Oslo Centre for Biostatistics and Epidemiology, Department of Biostatistics, University of Oslo, Oslo, Norway.
Department of Cancer Genetics, Institute for Cancer Research, Oslo University Hospital, Oslo, Norway.
Stat Med. 2022 Oct 15;41(23):4532-4553. doi: 10.1002/sim.9524. Epub 2022 Jul 18.
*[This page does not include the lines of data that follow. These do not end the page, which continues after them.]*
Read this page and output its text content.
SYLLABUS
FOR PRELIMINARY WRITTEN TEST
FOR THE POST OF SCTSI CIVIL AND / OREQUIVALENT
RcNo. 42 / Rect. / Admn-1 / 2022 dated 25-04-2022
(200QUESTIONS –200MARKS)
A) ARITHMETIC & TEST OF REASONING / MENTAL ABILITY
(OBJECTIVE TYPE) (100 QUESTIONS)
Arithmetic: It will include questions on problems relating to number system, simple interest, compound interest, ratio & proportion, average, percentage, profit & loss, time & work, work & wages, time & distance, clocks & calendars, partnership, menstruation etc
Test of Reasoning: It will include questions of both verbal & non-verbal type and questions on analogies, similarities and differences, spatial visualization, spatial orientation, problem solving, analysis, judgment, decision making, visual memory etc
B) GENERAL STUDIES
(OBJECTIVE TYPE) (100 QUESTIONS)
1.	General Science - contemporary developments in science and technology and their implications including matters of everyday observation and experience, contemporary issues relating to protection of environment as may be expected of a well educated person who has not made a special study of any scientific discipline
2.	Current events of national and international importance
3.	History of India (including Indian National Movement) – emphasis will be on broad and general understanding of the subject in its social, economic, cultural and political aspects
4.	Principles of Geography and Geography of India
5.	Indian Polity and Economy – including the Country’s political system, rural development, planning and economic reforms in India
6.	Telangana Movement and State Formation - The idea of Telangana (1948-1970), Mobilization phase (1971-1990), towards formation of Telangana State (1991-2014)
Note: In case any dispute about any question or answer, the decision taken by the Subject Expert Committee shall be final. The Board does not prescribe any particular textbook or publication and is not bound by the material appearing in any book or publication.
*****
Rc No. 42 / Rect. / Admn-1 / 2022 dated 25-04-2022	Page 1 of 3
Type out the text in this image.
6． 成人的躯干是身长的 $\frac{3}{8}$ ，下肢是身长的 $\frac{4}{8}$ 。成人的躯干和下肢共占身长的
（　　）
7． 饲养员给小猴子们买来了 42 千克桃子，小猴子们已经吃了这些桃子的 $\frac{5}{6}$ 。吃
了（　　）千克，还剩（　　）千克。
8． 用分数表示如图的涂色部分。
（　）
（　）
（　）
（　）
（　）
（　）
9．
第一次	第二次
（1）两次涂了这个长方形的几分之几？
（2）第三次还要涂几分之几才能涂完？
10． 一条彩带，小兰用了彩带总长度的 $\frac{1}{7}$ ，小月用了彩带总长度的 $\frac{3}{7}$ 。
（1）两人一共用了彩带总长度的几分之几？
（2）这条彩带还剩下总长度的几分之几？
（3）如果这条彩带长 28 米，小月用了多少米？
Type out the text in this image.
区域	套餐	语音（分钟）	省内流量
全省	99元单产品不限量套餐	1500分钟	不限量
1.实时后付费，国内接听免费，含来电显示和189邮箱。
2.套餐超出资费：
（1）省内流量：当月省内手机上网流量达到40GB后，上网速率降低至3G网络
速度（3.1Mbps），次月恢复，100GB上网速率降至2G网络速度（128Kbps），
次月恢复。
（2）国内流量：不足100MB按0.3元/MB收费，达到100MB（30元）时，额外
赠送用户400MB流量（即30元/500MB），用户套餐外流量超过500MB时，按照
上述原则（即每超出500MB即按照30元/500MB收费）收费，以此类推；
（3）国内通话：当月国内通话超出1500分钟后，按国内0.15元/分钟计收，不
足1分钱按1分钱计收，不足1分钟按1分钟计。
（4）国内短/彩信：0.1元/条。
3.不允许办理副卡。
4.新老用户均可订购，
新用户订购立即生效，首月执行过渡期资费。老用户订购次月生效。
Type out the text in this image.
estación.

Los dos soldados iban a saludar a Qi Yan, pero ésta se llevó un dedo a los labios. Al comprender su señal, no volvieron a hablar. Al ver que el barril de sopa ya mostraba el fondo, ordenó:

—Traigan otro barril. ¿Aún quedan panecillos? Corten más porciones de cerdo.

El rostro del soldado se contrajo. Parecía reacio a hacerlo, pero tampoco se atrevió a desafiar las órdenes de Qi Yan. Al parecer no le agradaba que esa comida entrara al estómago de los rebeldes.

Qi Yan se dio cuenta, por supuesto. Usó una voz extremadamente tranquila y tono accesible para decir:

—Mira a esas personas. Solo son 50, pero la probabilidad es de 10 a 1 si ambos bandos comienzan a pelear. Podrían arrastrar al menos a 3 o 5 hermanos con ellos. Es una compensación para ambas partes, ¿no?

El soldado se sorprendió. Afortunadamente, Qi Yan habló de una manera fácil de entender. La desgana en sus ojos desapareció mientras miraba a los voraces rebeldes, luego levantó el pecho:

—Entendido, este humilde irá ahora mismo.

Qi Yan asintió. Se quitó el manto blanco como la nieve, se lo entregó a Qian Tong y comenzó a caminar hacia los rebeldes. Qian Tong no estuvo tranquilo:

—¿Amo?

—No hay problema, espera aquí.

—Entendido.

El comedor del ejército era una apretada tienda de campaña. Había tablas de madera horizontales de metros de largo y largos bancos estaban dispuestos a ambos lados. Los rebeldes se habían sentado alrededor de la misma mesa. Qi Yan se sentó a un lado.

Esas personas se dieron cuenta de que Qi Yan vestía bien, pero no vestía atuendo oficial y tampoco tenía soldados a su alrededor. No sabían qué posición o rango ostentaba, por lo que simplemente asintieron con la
Variable selection is crucial in high-dimensional omics-based analyses, since it is biologically reasonable to assume only a subset of non-noisy features contributes to the data structures. However, the task is particularly hard in an unsupervised setting, and a priori ad hoc variable selection is still a very frequent approach, despite the evident drawbacks and lack of reproducibility. We propose a Bayesian variable selection approach for rank-based unsupervised transcriptomic analysis. Making use of data rankings instead of the actual continuous measurements increases the robustness of conclusions when compared to classical statistical methods, and embedding variable selection into the inferential tasks allows complete reproducibility. Specifically, we develop a novel extension of the Bayesian Mallows model for variable selection that allows for a full probabilistic analysis, leading to coherent quantification of uncertainties. Simulation studies demonstrate the versatility and robustness of the proposed method in a variety of scenarios, as well as its superiority with respect to several competitors when varying the data dimension or data generating process. We use the novel approach to analyze genome-wide RNAseq gene expression data from ovarian cancer patients: several genes that affect cancer development are correctly detected in a completely unsupervised fashion, showing the usefulness of the method in the context of signature discovery for cancer genomics. Moreover, the possibility to also perform uncertainty quantification plays a key role in the subsequent biological investigation.
变量选择在基于组学的高维分析中至关重要,因为假设只有一小部分非噪声特征有助于数据结构是符合生物学合理性的。然而,在无监督环境下,这项任务特别困难,尽管存在明显的缺点和缺乏可重复性,但先验的特定变量选择仍然是一种非常常见的方法。我们提出了一种基于贝叶斯的变量选择方法,用于基于秩的无监督转录组学分析。与经典统计方法相比,利用数据排名而不是实际的连续测量值来增加结论的稳健性,并且将变量选择嵌入推理任务中可以实现完全可重复性。具体来说,我们为变量选择开发了一种新颖的贝叶斯马罗模型扩展,允许进行完整的概率分析,从而对不确定性进行一致的量化。模拟研究表明,在各种情况下,所提出的方法具有多功能性和稳健性,并且在数据维度或数据生成过程发生变化时,与几个竞争对手相比具有优越性。我们使用新方法来分析卵巢癌患者的全基因组 RNAseq 基因表达数据:以完全无监督的方式正确检测到了一些影响癌症发展的基因,这表明该方法在癌症基因组学的特征发现方面的有用性。此外,进行不确定性量化的可能性在随后的生物学研究中也起着关键作用。